# Hatchet Query Language

This notebook explores [Hatchet](https://github.com/LLNL/hatchet) queries from its [**String-based Dialect**](https://hatchet.readthedocs.io/en/latest/query_lang.html), specifically **Category 5: Special Value Identification Predicates**. The notebook covers different query types that are capable of identifying nodes from [GraphFrame](https://hatchet.readthedocs.io/en/latest/user_guide.html) objects containing special values (NaN, Inf, None) using query node predicates.

In [1]:
# display documentation for Hatchet GraphFrame
from IPython.display import Markdown, display
display(Markdown("../common/documentation/hatchet-query-language.md"))

Hatchet supports eight different categories for the query language, as shown in Fig. 1.  

|Category ID|Category Description|
|:---------:|:-------------------|
|1          |Quantifier Capabilities|
|2          |String Equivalence and Regex Matching Predicates|
|3          |String Containment Predicates (contains, starts with, ends with)|
|4          |Basic Numeric Comparison Predicates (==, >, >=, etc.)|
|5          |Special Value Identification Predicates (NaN, Inf, None)|
|6          |Predicate Combination through Conjunction (AND)|
|7          |Predicate Combination through Disjunction and Complement (OR, NOT)|
|8          |Predicate Combination through Other Operations (e.g., XOR)|

**Figure 1**: A table of the Hatchet Query Language capabilities, distinguished into categories and their corresponding category ID.

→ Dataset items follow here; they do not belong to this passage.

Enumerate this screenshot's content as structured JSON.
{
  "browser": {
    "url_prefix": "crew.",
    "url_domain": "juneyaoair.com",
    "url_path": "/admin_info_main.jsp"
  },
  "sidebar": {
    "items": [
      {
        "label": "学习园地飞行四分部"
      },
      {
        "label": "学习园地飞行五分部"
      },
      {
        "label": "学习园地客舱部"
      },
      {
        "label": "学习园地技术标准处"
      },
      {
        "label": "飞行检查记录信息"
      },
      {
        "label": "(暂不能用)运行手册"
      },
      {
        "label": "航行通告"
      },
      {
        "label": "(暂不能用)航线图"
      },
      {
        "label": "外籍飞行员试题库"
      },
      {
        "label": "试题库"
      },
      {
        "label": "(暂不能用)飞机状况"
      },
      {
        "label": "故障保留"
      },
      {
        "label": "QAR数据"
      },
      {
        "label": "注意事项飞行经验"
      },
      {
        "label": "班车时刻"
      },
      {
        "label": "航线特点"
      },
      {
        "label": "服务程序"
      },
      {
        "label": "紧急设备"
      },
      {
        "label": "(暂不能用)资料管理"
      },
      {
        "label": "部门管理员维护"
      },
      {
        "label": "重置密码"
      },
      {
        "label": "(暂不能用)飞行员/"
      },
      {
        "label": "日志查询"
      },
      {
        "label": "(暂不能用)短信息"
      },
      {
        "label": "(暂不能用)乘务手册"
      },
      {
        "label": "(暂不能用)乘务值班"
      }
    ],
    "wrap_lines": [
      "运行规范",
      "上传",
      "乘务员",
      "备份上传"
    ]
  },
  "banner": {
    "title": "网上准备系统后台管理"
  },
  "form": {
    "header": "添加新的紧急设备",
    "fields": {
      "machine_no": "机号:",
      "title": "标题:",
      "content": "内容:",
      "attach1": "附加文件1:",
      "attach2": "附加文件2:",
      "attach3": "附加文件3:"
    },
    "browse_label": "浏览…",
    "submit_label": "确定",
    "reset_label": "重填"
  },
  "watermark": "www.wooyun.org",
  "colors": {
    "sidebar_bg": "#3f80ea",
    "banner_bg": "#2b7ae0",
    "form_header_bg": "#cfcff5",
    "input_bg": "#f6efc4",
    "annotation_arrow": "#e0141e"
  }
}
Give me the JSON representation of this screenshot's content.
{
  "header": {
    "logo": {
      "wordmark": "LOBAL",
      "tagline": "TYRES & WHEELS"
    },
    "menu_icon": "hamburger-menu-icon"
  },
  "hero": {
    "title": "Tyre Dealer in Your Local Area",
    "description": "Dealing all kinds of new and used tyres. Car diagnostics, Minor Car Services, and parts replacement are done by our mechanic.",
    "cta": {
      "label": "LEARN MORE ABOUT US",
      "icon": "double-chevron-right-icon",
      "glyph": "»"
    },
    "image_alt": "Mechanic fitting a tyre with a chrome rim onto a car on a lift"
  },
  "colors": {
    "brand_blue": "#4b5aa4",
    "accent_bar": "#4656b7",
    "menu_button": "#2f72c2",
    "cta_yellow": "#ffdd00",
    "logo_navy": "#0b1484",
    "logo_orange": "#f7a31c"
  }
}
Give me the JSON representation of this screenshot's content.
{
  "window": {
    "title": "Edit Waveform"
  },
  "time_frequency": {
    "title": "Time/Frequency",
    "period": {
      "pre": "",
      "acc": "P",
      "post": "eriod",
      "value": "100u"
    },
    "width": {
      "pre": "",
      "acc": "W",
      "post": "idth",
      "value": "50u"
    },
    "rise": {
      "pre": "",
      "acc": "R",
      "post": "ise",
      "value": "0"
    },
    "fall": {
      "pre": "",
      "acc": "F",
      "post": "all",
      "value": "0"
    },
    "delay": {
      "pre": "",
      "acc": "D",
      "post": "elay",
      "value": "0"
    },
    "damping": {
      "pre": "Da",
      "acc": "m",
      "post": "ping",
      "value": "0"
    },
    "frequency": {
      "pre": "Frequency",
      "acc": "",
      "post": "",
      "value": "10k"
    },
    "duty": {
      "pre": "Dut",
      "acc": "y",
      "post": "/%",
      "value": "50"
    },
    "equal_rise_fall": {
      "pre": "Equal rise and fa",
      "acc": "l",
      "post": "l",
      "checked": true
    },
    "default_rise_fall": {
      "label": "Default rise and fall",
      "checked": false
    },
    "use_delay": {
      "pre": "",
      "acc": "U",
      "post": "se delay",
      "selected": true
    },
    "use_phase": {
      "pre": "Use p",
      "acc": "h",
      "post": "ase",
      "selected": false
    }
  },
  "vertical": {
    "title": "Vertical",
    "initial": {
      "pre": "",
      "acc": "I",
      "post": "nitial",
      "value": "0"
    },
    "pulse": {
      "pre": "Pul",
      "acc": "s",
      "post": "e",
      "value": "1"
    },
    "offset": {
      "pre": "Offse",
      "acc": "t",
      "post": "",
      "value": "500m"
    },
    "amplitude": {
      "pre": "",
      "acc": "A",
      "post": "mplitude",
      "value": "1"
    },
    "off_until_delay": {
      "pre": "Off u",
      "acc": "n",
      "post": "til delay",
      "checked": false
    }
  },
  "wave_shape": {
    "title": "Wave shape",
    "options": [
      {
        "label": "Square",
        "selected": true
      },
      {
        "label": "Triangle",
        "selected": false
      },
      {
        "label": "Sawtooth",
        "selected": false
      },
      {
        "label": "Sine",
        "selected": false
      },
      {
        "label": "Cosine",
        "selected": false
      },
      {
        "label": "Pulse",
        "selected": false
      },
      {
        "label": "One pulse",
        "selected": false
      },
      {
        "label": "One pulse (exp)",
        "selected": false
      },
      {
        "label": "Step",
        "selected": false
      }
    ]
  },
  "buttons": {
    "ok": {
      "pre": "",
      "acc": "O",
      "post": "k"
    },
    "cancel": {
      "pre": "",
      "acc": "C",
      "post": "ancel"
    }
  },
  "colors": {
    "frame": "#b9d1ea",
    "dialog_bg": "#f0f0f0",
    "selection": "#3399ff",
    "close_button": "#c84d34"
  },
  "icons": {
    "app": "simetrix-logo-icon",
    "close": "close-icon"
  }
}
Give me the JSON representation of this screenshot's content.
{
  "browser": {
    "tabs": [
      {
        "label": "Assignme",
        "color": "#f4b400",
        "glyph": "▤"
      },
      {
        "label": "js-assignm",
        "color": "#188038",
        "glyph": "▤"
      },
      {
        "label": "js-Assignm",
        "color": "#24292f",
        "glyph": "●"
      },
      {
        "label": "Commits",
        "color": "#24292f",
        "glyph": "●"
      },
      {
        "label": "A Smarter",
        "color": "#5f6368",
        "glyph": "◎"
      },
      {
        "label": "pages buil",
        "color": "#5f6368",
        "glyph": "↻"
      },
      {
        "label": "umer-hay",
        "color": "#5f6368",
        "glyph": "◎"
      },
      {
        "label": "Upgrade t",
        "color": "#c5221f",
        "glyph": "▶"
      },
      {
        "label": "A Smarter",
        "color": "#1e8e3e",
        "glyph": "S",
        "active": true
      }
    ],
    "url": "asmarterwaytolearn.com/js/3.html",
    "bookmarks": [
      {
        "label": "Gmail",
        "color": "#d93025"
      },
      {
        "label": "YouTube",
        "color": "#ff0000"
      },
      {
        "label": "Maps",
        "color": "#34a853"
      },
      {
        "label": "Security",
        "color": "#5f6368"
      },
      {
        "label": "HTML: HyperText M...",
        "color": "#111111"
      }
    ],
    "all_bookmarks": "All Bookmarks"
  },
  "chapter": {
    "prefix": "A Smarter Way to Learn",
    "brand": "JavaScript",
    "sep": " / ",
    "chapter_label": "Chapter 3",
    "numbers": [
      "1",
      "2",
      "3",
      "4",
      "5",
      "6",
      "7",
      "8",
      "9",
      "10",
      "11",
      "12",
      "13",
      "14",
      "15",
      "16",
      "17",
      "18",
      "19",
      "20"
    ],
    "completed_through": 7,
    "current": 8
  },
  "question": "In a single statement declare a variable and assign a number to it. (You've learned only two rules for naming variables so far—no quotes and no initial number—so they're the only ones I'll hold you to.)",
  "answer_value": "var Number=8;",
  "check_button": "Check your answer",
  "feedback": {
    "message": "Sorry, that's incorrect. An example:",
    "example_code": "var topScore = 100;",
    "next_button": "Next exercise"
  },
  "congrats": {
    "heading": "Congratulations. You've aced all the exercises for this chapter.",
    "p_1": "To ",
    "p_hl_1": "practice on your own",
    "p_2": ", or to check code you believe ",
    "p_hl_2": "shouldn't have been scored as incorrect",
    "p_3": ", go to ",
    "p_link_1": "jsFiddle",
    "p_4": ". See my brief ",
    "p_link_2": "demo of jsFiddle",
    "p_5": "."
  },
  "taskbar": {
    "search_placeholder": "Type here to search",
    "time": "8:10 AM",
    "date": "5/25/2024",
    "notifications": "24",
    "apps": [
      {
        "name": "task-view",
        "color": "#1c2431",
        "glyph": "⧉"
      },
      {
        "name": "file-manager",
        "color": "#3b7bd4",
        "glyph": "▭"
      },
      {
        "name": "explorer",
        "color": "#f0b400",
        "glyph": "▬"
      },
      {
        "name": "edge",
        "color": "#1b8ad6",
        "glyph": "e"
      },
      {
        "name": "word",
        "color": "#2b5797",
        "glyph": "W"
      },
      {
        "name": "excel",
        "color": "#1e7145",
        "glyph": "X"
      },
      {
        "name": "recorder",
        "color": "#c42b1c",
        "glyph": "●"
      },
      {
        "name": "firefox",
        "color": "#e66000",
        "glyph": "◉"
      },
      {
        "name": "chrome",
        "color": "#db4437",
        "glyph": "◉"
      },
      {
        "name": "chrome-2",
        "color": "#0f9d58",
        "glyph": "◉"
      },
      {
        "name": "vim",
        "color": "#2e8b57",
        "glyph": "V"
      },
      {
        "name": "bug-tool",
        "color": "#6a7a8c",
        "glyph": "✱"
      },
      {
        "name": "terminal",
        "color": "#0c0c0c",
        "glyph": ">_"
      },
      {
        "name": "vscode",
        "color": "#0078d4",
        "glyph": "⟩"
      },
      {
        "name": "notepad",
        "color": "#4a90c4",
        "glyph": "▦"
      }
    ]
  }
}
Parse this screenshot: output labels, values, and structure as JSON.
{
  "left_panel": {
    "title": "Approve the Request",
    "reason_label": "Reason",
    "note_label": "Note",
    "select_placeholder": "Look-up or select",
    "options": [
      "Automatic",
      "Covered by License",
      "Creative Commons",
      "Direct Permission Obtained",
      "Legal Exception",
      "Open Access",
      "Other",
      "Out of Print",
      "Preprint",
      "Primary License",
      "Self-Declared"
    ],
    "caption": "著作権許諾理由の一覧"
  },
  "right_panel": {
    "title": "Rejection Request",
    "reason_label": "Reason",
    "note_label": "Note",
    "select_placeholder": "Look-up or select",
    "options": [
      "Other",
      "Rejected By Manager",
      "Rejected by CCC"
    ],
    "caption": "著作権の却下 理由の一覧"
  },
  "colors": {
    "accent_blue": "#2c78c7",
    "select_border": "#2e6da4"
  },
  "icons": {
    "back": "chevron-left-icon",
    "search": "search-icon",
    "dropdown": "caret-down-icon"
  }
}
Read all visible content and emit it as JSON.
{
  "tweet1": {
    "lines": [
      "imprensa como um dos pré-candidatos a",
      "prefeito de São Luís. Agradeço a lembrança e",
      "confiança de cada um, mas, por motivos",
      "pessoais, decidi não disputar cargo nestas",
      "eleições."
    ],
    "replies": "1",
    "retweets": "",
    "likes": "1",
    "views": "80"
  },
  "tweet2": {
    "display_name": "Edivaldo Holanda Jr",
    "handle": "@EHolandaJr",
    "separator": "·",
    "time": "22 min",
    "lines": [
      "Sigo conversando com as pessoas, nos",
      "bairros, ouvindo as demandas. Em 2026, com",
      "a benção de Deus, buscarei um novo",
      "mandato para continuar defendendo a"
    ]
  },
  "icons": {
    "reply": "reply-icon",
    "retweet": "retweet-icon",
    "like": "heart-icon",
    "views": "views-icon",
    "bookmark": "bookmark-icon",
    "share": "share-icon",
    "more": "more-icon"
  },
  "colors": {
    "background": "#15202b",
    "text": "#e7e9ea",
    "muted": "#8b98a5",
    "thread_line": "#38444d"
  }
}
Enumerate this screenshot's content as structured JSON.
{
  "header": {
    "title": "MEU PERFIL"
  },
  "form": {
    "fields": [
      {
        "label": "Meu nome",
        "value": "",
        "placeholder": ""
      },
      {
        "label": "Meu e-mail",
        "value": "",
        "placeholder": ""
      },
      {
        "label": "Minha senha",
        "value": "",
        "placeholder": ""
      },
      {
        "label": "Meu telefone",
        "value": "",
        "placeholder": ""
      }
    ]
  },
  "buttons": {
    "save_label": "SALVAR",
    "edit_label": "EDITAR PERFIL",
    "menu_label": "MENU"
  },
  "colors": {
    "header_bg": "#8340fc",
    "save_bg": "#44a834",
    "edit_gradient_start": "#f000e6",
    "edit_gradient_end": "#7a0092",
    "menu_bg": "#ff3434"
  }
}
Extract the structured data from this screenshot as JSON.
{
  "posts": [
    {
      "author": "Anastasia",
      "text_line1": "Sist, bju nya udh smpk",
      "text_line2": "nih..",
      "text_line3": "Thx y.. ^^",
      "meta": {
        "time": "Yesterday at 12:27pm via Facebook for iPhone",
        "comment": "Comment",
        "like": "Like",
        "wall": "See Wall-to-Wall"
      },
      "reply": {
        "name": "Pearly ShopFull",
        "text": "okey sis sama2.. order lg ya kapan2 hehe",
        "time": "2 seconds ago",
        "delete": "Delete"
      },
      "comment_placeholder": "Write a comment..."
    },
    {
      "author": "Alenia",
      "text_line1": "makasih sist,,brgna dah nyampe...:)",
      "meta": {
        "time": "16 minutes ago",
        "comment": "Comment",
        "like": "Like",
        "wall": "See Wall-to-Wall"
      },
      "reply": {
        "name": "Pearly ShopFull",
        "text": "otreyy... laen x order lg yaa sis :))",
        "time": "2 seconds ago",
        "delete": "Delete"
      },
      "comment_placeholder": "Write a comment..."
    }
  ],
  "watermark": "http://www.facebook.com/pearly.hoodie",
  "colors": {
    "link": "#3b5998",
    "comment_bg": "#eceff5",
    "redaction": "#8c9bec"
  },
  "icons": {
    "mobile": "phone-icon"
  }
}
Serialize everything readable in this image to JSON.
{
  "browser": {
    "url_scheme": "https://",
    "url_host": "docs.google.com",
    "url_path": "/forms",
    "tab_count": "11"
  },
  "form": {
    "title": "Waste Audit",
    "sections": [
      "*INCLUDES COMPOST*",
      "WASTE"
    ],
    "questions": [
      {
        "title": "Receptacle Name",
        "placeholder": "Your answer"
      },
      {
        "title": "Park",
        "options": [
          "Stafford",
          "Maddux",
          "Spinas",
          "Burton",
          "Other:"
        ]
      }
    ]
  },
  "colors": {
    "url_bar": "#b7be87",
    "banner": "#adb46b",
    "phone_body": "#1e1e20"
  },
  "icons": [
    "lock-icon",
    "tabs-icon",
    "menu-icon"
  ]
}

Hatchet offers multiple interfaces to define queries with different trade-offs to verbosity and expressiveness. An entire catalog of queries, use cases, categories and capabilities can be found [here](https://docs.google.com/spreadsheets/d/1fKNlHmDJdDbnE4jyMcaFqdnw6ZSaexgm33rOcVAj0do/edit#gid=0).

Hatchet query language consumes a GraphFrame and a sequence of queries. Each query can comprise a **predicate** and a **quantifier**. Hatchet query language finds all **matching paths** from a provided GraphFrame. For example, in Fig.2, for the query (any with A or B), the output would comprise of 2 paths, [1, 2, 4] and [1, 3, 4].

![Graph frames and queries](../common/images/hatchet_query_graphframe.PNG)

**Figure 2**: A diagram to provide an overview of queries and an example of how queries filter GraphFrames.

***




In [2]:
# display documentation for object-based dialect
display(Markdown("../common/documentation/string-based-dialect-05.md"))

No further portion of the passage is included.